Une victoire n’a pas de duré et la mort de Monsieur Law est une victoire pour d’autres. Le monde semble se nettoyer, puissent-ils tous trouver ce qu’ils cherchaient.

Il se marre doucement avant de reprendre.

Ne confonds pas conseil et invitation, tu es bien libre de faire ce que tu veux, je te tendais juste la main, rien de moins et mon offre tient toujours. Il est certain qu’avec la mort de Monsieur Law, tu ne sembles plus réellement en danger. 

Pour le reste, je n’ai pas joué d’insulte, j’ai juste pris le ton qui me semblait le plus approprié pour mon interlocuteur. J’oubliais que je parlais à une Dame. Donc très chère Emanon, je vous invite, si vous voulez profiter d’une pause, dans un havre de paix ou vous et vos enfants serrez en sécurité. 

Sur ce, continuez à bien vous suicider dans la dignité.


"Le grand art de la vie est la sensation de sentir que nous existons, même dans la douleur."

Le soleil brille. Les mouettes gueulent. McCoy décroche finalement sa radio.

Ici McCoy.



Et j’ai plus beaucoup de clopes en stock.
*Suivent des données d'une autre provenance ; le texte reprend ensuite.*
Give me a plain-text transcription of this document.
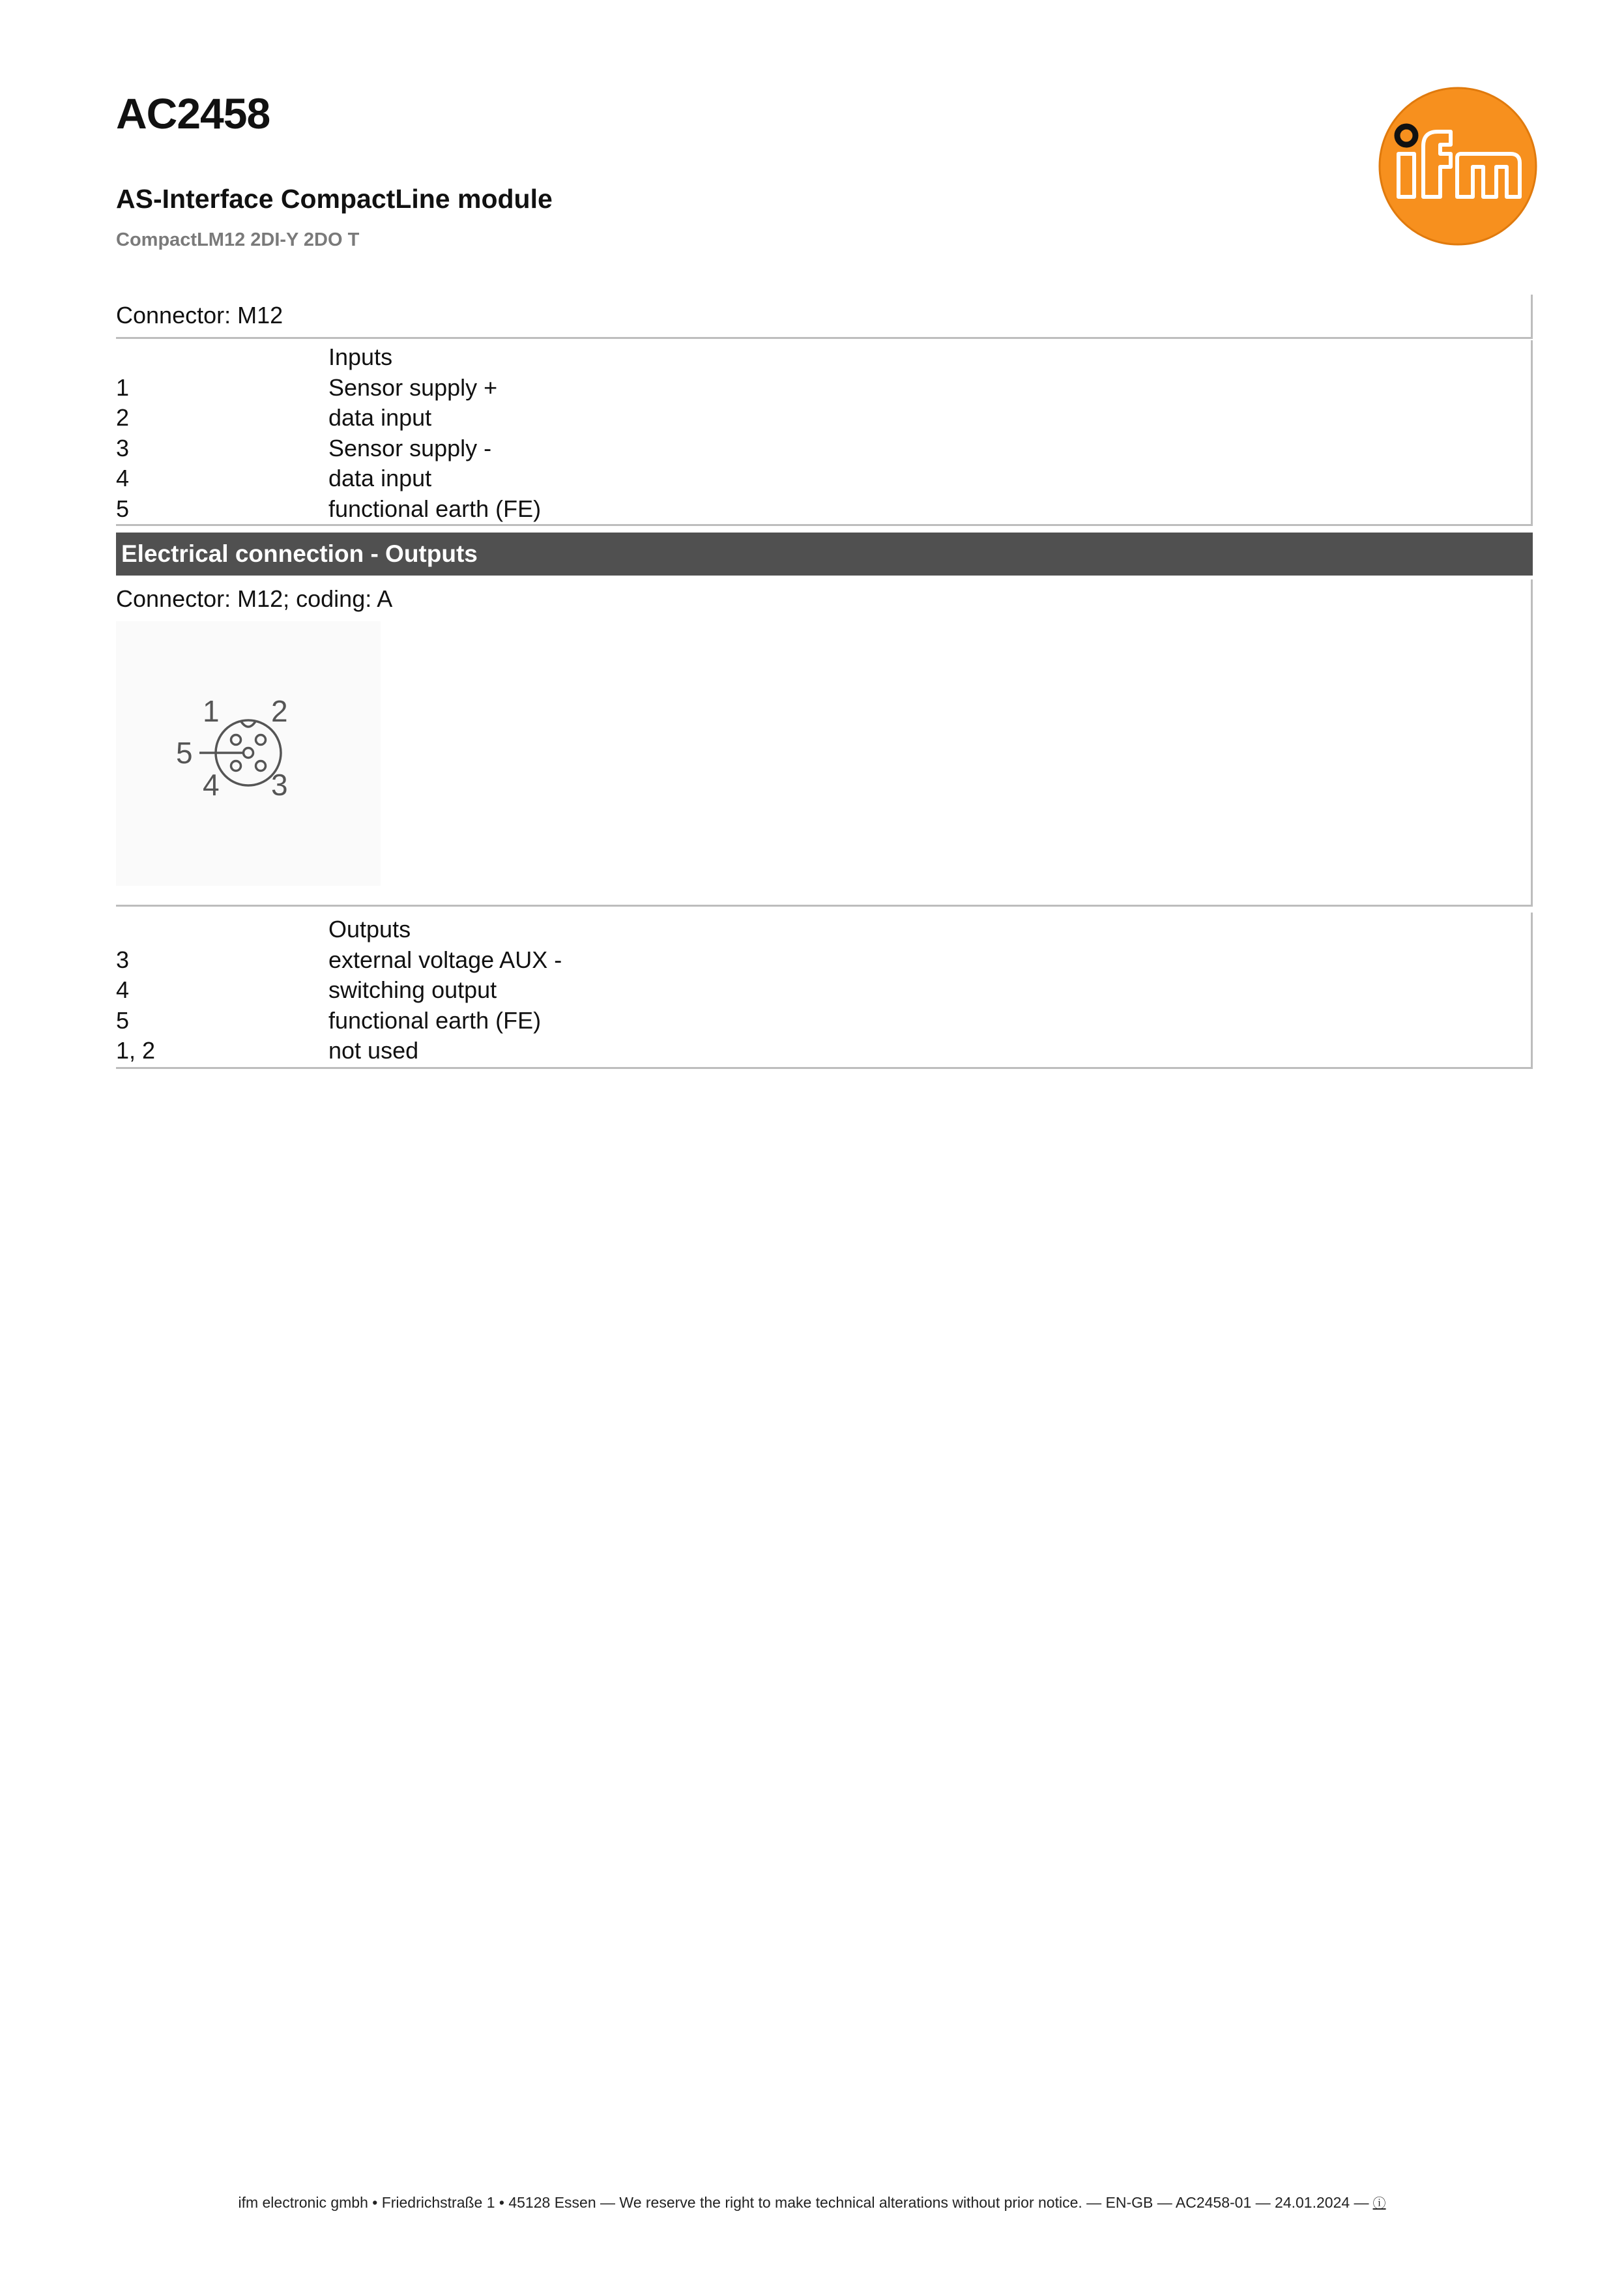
AC2458
AS-Interface CompactLine module
CompactLM12 2DI-Y 2DO T
Connector: M12
Inputs
1	Sensor supply +
2	data input
3	Sensor supply -
4	data input
5	functional earth (FE)
Electrical connection - Outputs
Connector: M12; coding: A
1 2
3
4
5
Outputs
3	external voltage AUX -
4	switching output
5	functional earth (FE)
1, 2	not used
ifm electronic gmbh • Friedrichstraße 1 • 45128 Essen — We reserve the right to make technical alterations without prior notice. — EN-GB — AC2458-01 — 24.01.2024 — ⓘ
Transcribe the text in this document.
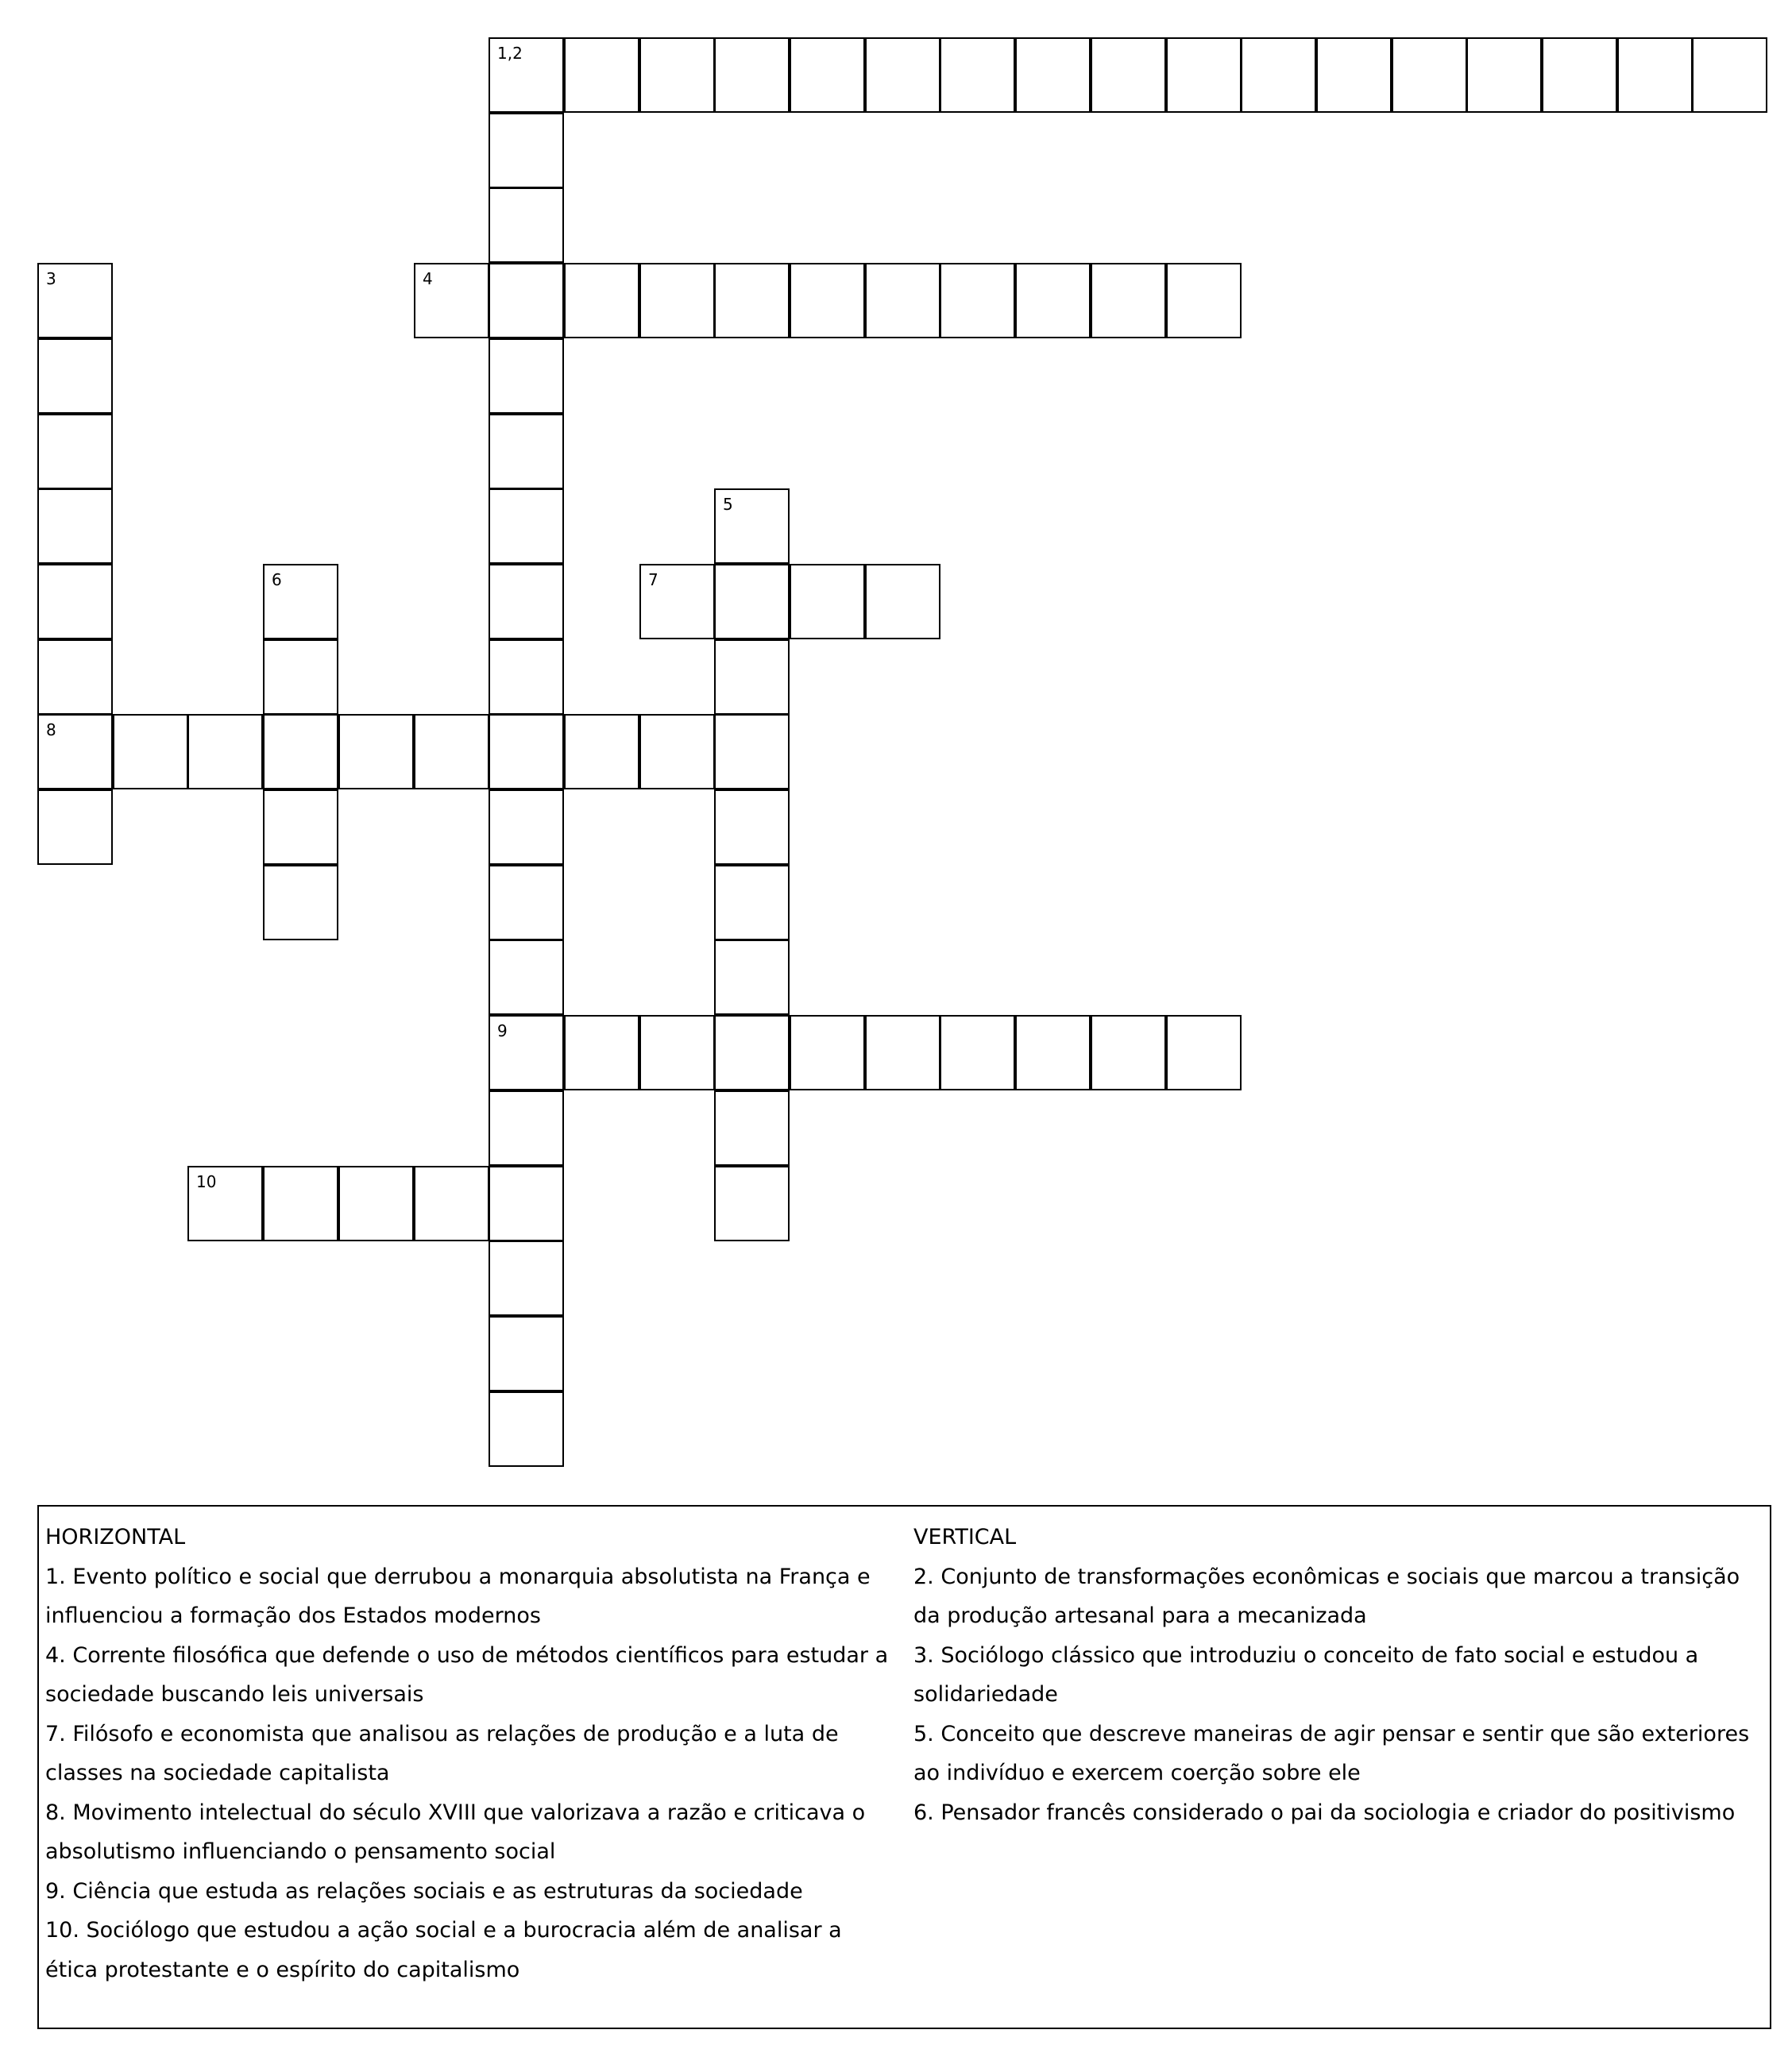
1,2
3	4
5
6	7
8
9
10
HORIZONTAL
1. Evento político e social que derrubou a monarquia absolutista na França e influenciou a formação dos Estados modernos
4. Corrente filosófica que defende o uso de métodos científicos para estudar a sociedade buscando leis universais
7. Filósofo e economista que analisou as relações de produção e a luta de classes na sociedade capitalista
8. Movimento intelectual do século XVIII que valorizava a razão e criticava o absolutismo influenciando o pensamento social
9. Ciência que estuda as relações sociais e as estruturas da sociedade
10. Sociólogo que estudou a ação social e a burocracia além de analisar a ética protestante e o espírito do capitalismo
VERTICAL
2. Conjunto de transformações econômicas e sociais que marcou a transição da produção artesanal para a mecanizada
3. Sociólogo clássico que introduziu o conceito de fato social e estudou a solidariedade
5. Conceito que descreve maneiras de agir pensar e sentir que são exteriores ao indivíduo e exercem coerção sobre ele
6. Pensador francês considerado o pai da sociologia e criador do positivismo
L’ancien animateur se met à parler comme s’il était revenu à son émission. Beaucoup de blabla, qui n’apporte finalement pas grand-chose.

J’étais en train de sombrer tout doucement en zombinite, je crois. Mais y’a de quoi réveiller. Je vais être papa, bon, bah c’est déjà ça. Donner la vie dans un monde qui va bientôt disparaître, putain, quelle ironie.

Chris est mort. Pour nous, pour son peuple. Il avait peut-être l’air d’un allumé, mais maintenant que y’a des météorites dans le ciel et des chaleurs à en faire crever tous les grabataires, qui c’est qu’a l’air bien con, maintenant ?

Buté par des analphabètes… Putain !

Peut-être que si j’étais un peu réveillé, c’est moi qui serais allé chercher cette foutue caisse, hein ? Enfin, il est mort en martyr, comme il le voulait. Il a largement plus accompli que les trois quarts de connards qui bavent encore sur cette terre.

Pis Alex et Eiko ont fini par succomber à leur ballade. La ballade d’Alex et Eiko… Wah. Je devais avoir le vinyle… Il aura bien marqué la carte, avec ses comptoirs à la con !

Mais croyez-le, croyez-le pas, j’suis triste pour les bougres. C’est ce qui arrive quand on part en folie rancunière, faut croire. Surtout avec une fin du monde si proche. Qu’est-ce qui va se passer maintenant, avec ce déséquilibre ? Anarchie, changement de territoire ? Ou… Rien ?


Le Capitaine soupire un coup, puis s’allume ce qui semble être l’une de ses dernières cigarettes.

Un bébé, l’élu, et les derniers rois du sud. Tant de gens qui n’auront pas l’occasion de voir le dernier feu d’artifice. La dernière balle, le dernier coup qui achève tout le monde. J’ai pas assez de vinyles pour mettre tout ce que je veux, mais il me reste bien de quoi tenir. Peut-être qu’on se retrouvera tous au Reset Fest. Une dernière éclate. Sans gueule de bois, cette fois. On se mettra bien.

…Putain je vais être papa.




La musique se coupe rapidement. Changement de choix.